How many different words can be formed by jumbling the letters in the word MISSISSIPPI in which no two S are adjacent? (A) `7.^6C_4.^8C_4` (B) `8.^6C_4.^7C_4` (C) `6.7.^8C_4` (D) `6.8.^7C_4`

To solve the problem of how many different words can be formed by jumbling the letters in the word "MISSISSIPPI" such that no two 'S's are adjacent, we can follow these steps: ### Step 1: Count the total letters and their frequencies The word "MISSISSIPPI" consists of the following letters: - M: 1 - I: 4 - S: 4 - P: 2 The total number of letters is 11. ### Step 2: Arrange the letters excluding 'S' First, we will arrange the letters without the 'S's.
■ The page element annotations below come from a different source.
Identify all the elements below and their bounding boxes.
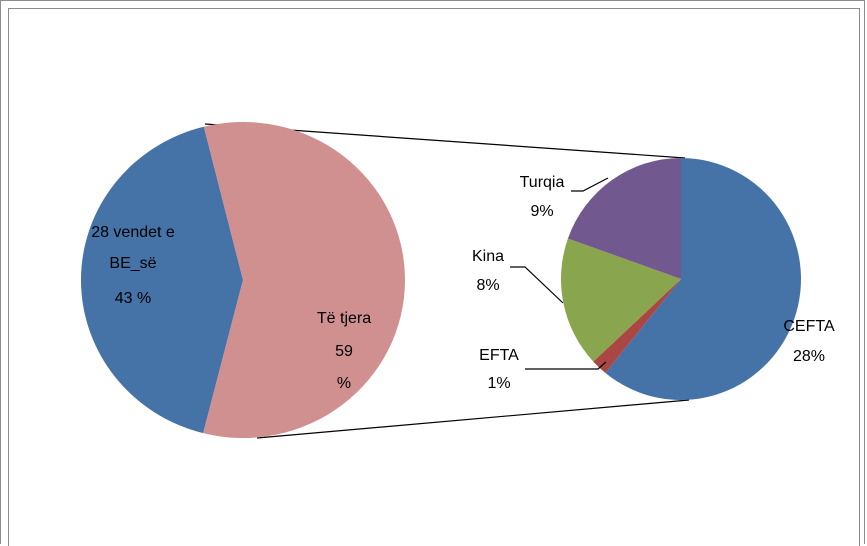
- main-pie: [80, 121, 405, 438]
- slice-label-kina-value: 8%: [476, 277, 499, 294]
- slice-label-efta-value: 1%: [487, 375, 510, 392]
- leader-lines: [510, 177, 609, 370]
- slice-label-eu28-line2: BE_së: [109, 255, 156, 272]
- slice-label-others-unit: %: [337, 375, 351, 392]
- slice-efta: [593, 279, 681, 373]
- secondary-pie: [561, 158, 802, 400]
- slice-label-others-value: 59: [335, 343, 353, 360]
- slice-others: [203, 121, 405, 438]
- slice-label-kina-name: Kina: [472, 248, 504, 265]
- slice-label-eu28-value: 43 %: [115, 290, 151, 307]
- slice-kina: [561, 238, 681, 362]
- slice-cefta: [605, 158, 802, 400]
- slice-label-cefta-value: 28%: [793, 348, 825, 365]
- slice-turqia: [567, 158, 681, 279]
- slice-eu28: [80, 126, 243, 434]
- connector-bottom: [256, 399, 690, 439]
- plot-area-border: [8, 8, 860, 546]
- slice-label-efta-name: EFTA: [479, 347, 519, 364]
- leader-kina: [510, 266, 564, 304]
- slice-label-turqia-value: 9%: [530, 203, 553, 220]
- slice-label-turqia-name: Turqia: [520, 174, 565, 191]
- leader-turqia: [571, 177, 609, 192]
- slice-label-cefta-name: CEFTA: [783, 318, 835, 335]
- slice-label-others-line1: Të tjera: [317, 310, 371, 327]
- leader-efta: [525, 361, 607, 370]
- slice-label-eu28-line1: 28 vendet e: [91, 224, 175, 241]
The letters we have are M, I, I, I, I, P, P. The total number of ways to arrange these 7 letters is given by the formula for permutations of multiset: \[ \text{Number of arrangements} = \frac{7!}{4! \cdot 2!} \] Where: - \(7!\) is the factorial of the total letters (M, I, I, I, I, P, P). - \(4!\) accounts for the indistinguishable I's. - \(2!\) accounts for the indistinguishable P's. Calculating this: \[ \frac{7!}{4! \cdot 2!} = \frac{5040}{24 \cdot 2} = \frac{5040}{48} = 105 \] ### Step 3: Determine positions for 'S's Now we need to place the 4 'S's such that no two 'S's are adjacent. After arranging the 7 letters (M, I, I, I, I, P, P), we create gaps where we can place 'S's. The arrangement of the 7 letters creates 8 potential gaps (before the first letter, between letters, and after the last letter). For example, if we arrange the letters as: _ M _ I _ I _ I _ I _ P _ P _ This creates 8 gaps (indicated by underscores). ### Step 4: Choose gaps for 'S's We need to choose 4 out of these 8 gaps to place the 'S's. The number of ways to choose 4 gaps from 8 is given by the combination formula: \[ \binom{8}{4} \] Calculating this: \[ \binom{8}{4} = \frac{8!}{4! \cdot 4!} = \frac{40320}{24 \cdot 24} = \frac{40320}{576} = 70 \] ### Step 5: Calculate the total arrangements Now, we multiply the number of arrangements of the letters without 'S's by the number of ways to place the 'S's: \[ \text{Total arrangements} = 105 \cdot 70 = 7350 \] ### Conclusion Thus, the total number of different words that can be formed by jumbling the letters in "MISSISSIPPI" such that no two 'S's are adjacent is **7350**.